Terabit/sec-class board-level optical interconnects through polymer waveguides using 24-channel bidirectional transceiver modules

Abstract

We report here on the design, fabrication and characterization of an integrated optical data bus designed for terabit/sec-class module-to-module on-board data transfer using integrated optical transceivers. The parallel optical transceiver is based on a through-silicon-via (TSV) silicon carrier as the platform for integration of 24-channel VCSEL and photodiode arrays with CMOS ICs. The Si carrier also includes optical vias (holes) for optical access to conventional surface-emitting 850-nm optoelectronic (OE) devices. The 48-channel transceiver is flip-chip soldered to an organic carrier forming the transceiver Optomodule. The optical printed circuit board (o-PCB) is a typical FR4 board with a polymer waveguide layer added on top. A 48-channel flex-waveguide is fabricated separately and attached to the FR4 board. Turning mirrors are fabricated into the waveguides and a lens array is attached to facilitate optical coupling.

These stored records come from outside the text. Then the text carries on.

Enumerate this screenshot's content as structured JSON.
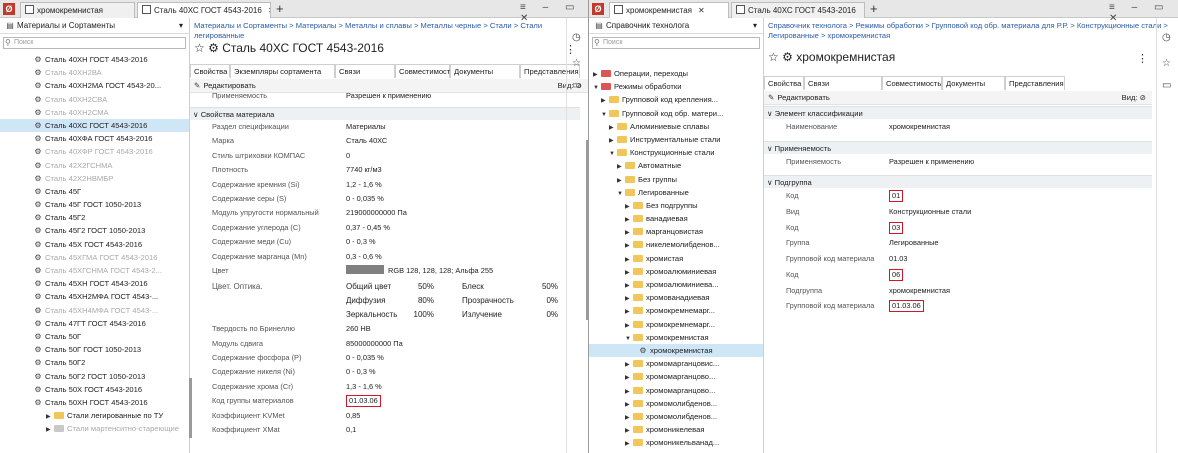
{
  "left": {
    "tabs": [
      "хромокремнистая",
      "Сталь 40ХС ГОСТ 4543-2016"
    ],
    "nav_title": "Материалы и Сортаменты",
    "search_placeholder": "Поиск",
    "tree": [
      {
        "label": "Сталь 40ХН ГОСТ 4543-2016",
        "dim": false
      },
      {
        "label": "Сталь 40ХН2ВА",
        "dim": true
      },
      {
        "label": "Сталь 40ХН2МА ГОСТ 4543-20...",
        "dim": false
      },
      {
        "label": "Сталь 40ХН2СВА",
        "dim": true
      },
      {
        "label": "Сталь 40ХН2СМА",
        "dim": true
      },
      {
        "label": "Сталь 40ХС ГОСТ 4543-2016",
        "dim": false,
        "selected": true
      },
      {
        "label": "Сталь 40ХФА ГОСТ 4543-2016",
        "dim": false
      },
      {
        "label": "Сталь 40ХФР ГОСТ 4543-2016",
        "dim": true
      },
      {
        "label": "Сталь 42Х2ГСНМА",
        "dim": true
      },
      {
        "label": "Сталь 42Х2НВМБР",
        "dim": true
      },
      {
        "label": "Сталь 45Г",
        "dim": false
      },
      {
        "label": "Сталь 45Г ГОСТ 1050-2013",
        "dim": false
      },
      {
        "label": "Сталь 45Г2",
        "dim": false
      },
      {
        "label": "Сталь 45Г2 ГОСТ 1050-2013",
        "dim": false
      },
      {
        "label": "Сталь 45Х ГОСТ 4543-2016",
        "dim": false
      },
      {
        "label": "Сталь 45ХГМА ГОСТ 4543-2016",
        "dim": true
      },
      {
        "label": "Сталь 45ХГСНМА ГОСТ 4543-2...",
        "dim": true
      },
      {
        "label": "Сталь 45ХН ГОСТ 4543-2016",
        "dim": false
      },
      {
        "label": "Сталь 45ХН2МФА ГОСТ 4543-...",
        "dim": false
      },
      {
        "label": "Сталь 45ХН4МФА ГОСТ 4543-...",
        "dim": true
      },
      {
        "label": "Сталь 47ГТ ГОСТ 4543-2016",
        "dim": false
      },
      {
        "label": "Сталь 50Г",
        "dim": false
      },
      {
        "label": "Сталь 50Г ГОСТ 1050-2013",
        "dim": false
      },
      {
        "label": "Сталь 50Г2",
        "dim": false
      },
      {
        "label": "Сталь 50Г2 ГОСТ 1050-2013",
        "dim": false
      },
      {
        "label": "Сталь 50Х ГОСТ 4543-2016",
        "dim": false
      },
      {
        "label": "Сталь 50ХН ГОСТ 4543-2016",
        "dim": false
      }
    ],
    "tree_folders": [
      {
        "label": "Стали легированные по ТУ",
        "dim": false
      },
      {
        "label": "Стали мартенситно-стареющие",
        "dim": true
      }
    ],
    "breadcrumb": "Материалы и Сортаменты > Материалы > Металлы и сплавы > Металлы черные > Стали > Стали легированные",
    "title": "Сталь 40ХС ГОСТ 4543-2016",
    "prop_tabs": [
      "Свойства",
      "Экземпляры сортамента",
      "Связи",
      "Совместимость",
      "Документы",
      "Представления"
    ],
    "edit_label": "Редактировать",
    "view_label": "Вид:",
    "cut_row": {
      "label": "Применяемость",
      "value": "Разрешен к применению"
    },
    "section": "Свойства материала",
    "rows": [
      {
        "label": "Раздел спецификации",
        "value": "Материалы"
      },
      {
        "label": "Марка",
        "value": "Сталь 40ХС"
      },
      {
        "label": "Стиль штриховки КОМПАС",
        "value": "0"
      },
      {
        "label": "Плотность",
        "value": "7740  кг/м3"
      },
      {
        "label": "Содержание кремния (Si)",
        "value": "1,2 - 1,6  %"
      },
      {
        "label": "Содержание серы (S)",
        "value": "0 - 0,035  %"
      },
      {
        "label": "Модуль упругости нормальный",
        "value": "219000000000  Па"
      },
      {
        "label": "Содержание углерода (C)",
        "value": "0,37 - 0,45  %"
      },
      {
        "label": "Содержание меди (Cu)",
        "value": "0 - 0,3  %"
      },
      {
        "label": "Содержание марганца (Mn)",
        "value": "0,3 - 0,6  %"
      },
      {
        "label": "Цвет",
        "value": "RGB 128, 128, 128; Альфа 255"
      }
    ],
    "optics": {
      "label": "Цвет. Оптика.",
      "grid": [
        [
          "Общий цвет",
          "50%",
          "Блеск",
          "50%"
        ],
        [
          "Диффузия",
          "80%",
          "Прозрачность",
          "0%"
        ],
        [
          "Зеркальность",
          "100%",
          "Излучение",
          "0%"
        ]
      ]
    },
    "rows2": [
      {
        "label": "Твердость по Бринеллю",
        "value": "260  HB"
      },
      {
        "label": "Модуль сдвига",
        "value": "85000000000  Па"
      },
      {
        "label": "Содержание фосфора (P)",
        "value": "0 - 0,035  %"
      },
      {
        "label": "Содержание никеля (Ni)",
        "value": "0 - 0,3  %"
      },
      {
        "label": "Содержание хрома (Cr)",
        "value": "1,3 - 1,6  %"
      },
      {
        "label": "Код группы материалов",
        "value": "01.03.06",
        "highlight": true
      },
      {
        "label": "Коэффициент KVMet",
        "value": "0,85"
      },
      {
        "label": "Коэффициент XMat",
        "value": "0,1"
      }
    ]
  },
  "right": {
    "tabs": [
      "хромокремнистая",
      "Сталь 40ХС ГОСТ 4543-2016"
    ],
    "nav_title": "Справочник технолога",
    "search_placeholder": "Поиск",
    "tree": [
      {
        "label": "Операции, переходы",
        "depth": 0,
        "icon": "red",
        "tri": "▶"
      },
      {
        "label": "Режимы обработки",
        "depth": 0,
        "icon": "red",
        "tri": "▼"
      },
      {
        "label": "Групповой код крепления...",
        "depth": 1,
        "icon": "yellow",
        "tri": "▶"
      },
      {
        "label": "Групповой код обр. матери...",
        "depth": 1,
        "icon": "yellow",
        "tri": "▼"
      },
      {
        "label": "Алюминиевые сплавы",
        "depth": 2,
        "icon": "yellow",
        "tri": "▶"
      },
      {
        "label": "Инструментальные стали",
        "depth": 2,
        "icon": "yellow",
        "tri": "▶"
      },
      {
        "label": "Конструкционные стали",
        "depth": 2,
        "icon": "yellow",
        "tri": "▼"
      },
      {
        "label": "Автоматные",
        "depth": 3,
        "icon": "yellow",
        "tri": "▶"
      },
      {
        "label": "Без группы",
        "depth": 3,
        "icon": "yellow",
        "tri": "▶"
      },
      {
        "label": "Легированные",
        "depth": 3,
        "icon": "yellow",
        "tri": "▼"
      },
      {
        "label": "Без подгруппы",
        "depth": 4,
        "icon": "yellow",
        "tri": "▶"
      },
      {
        "label": "ванадиевая",
        "depth": 4,
        "icon": "yellow",
        "tri": "▶"
      },
      {
        "label": "марганцовистая",
        "depth": 4,
        "icon": "yellow",
        "tri": "▶"
      },
      {
        "label": "никелемолибденов...",
        "depth": 4,
        "icon": "yellow",
        "tri": "▶"
      },
      {
        "label": "хромистая",
        "depth": 4,
        "icon": "yellow",
        "tri": "▶"
      },
      {
        "label": "хромоалюминиевая",
        "depth": 4,
        "icon": "yellow",
        "tri": "▶"
      },
      {
        "label": "хромоалюминиева...",
        "depth": 4,
        "icon": "yellow",
        "tri": "▶"
      },
      {
        "label": "хромованадиевая",
        "depth": 4,
        "icon": "yellow",
        "tri": "▶"
      },
      {
        "label": "хромокремнемарг...",
        "depth": 4,
        "icon": "yellow",
        "tri": "▶"
      },
      {
        "label": "хромокремнемарг...",
        "depth": 4,
        "icon": "yellow",
        "tri": "▶"
      },
      {
        "label": "хромокремнистая",
        "depth": 4,
        "icon": "yellow",
        "tri": "▼"
      },
      {
        "label": "хромокремнистая",
        "depth": 5,
        "icon": "gear",
        "tri": "",
        "selected": true
      },
      {
        "label": "хромомарганцовис...",
        "depth": 4,
        "icon": "yellow",
        "tri": "▶"
      },
      {
        "label": "хромомарганцово...",
        "depth": 4,
        "icon": "yellow",
        "tri": "▶"
      },
      {
        "label": "хромомарганцово...",
        "depth": 4,
        "icon": "yellow",
        "tri": "▶"
      },
      {
        "label": "хромомолибденов...",
        "depth": 4,
        "icon": "yellow",
        "tri": "▶"
      },
      {
        "label": "хромомолибденов...",
        "depth": 4,
        "icon": "yellow",
        "tri": "▶"
      },
      {
        "label": "хромоникелевая",
        "depth": 4,
        "icon": "yellow",
        "tri": "▶"
      },
      {
        "label": "хромоникельванад...",
        "depth": 4,
        "icon": "yellow",
        "tri": "▶"
      }
    ],
    "breadcrumb": "Справочник технолога > Режимы обработки > Групповой код обр. материала для Р.Р. > Конструкционные стали > Легированные > хромокремнистая",
    "title": "хромокремнистая",
    "prop_tabs": [
      "Свойства",
      "Связи",
      "Совместимость",
      "Документы",
      "Представления"
    ],
    "edit_label": "Редактировать",
    "view_label": "Вид:",
    "sections": [
      {
        "name": "Элемент классификации",
        "rows": [
          {
            "label": "Наименование",
            "value": "хромокремнистая"
          }
        ]
      },
      {
        "name": "Применяемость",
        "rows": [
          {
            "label": "Применяемость",
            "value": "Разрешен к применению"
          }
        ]
      },
      {
        "name": "Подгруппа",
        "rows": [
          {
            "label": "Код",
            "value": "01",
            "highlight": true
          },
          {
            "label": "Вид",
            "value": "Конструкционные стали"
          },
          {
            "label": "Код",
            "value": "03",
            "highlight": true
          },
          {
            "label": "Группа",
            "value": "Легированные"
          },
          {
            "label": "Групповой код материала",
            "value": "01.03"
          },
          {
            "label": "Код",
            "value": "06",
            "highlight": true
          },
          {
            "label": "Подгруппа",
            "value": "хромокремнистая"
          },
          {
            "label": "Групповой код материала",
            "value": "01.03.06",
            "highlight": true
          }
        ]
      }
    ]
  },
  "colors": {
    "link": "#2b5ca8",
    "highlight": "#d0162b",
    "selected": "#cfe6f7",
    "folder": "#f1c65a"
  }
}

An assembly procedure has been developed to surface mount the Optomodule to the o-PCB using a ball grid array (BGA) process which provides both electrical and optical interconnections. Efficient optical coupling is achieved using a dual-lens optical system, with one lens array incorporated into the Optomodule and a second on the o-PCB. Fully functional Optomodules with 24 transmitter + 24 receiver channels were characterized with transmitters operating up to 20 Gb/s and receivers up to 15 Gb/s. Finally, two Optomodules were assembled onto an o-PCB and a full optical link demonstrated, achieving > 20 bidirectional links at 10 Gb/s. At 15 Gb/s, error-free operation was demonstrated for 15 channels in each direction, realizing a record o-PCB link with a 225 Gb/s bidirectional aggregate data rate. © 2011 IEEE.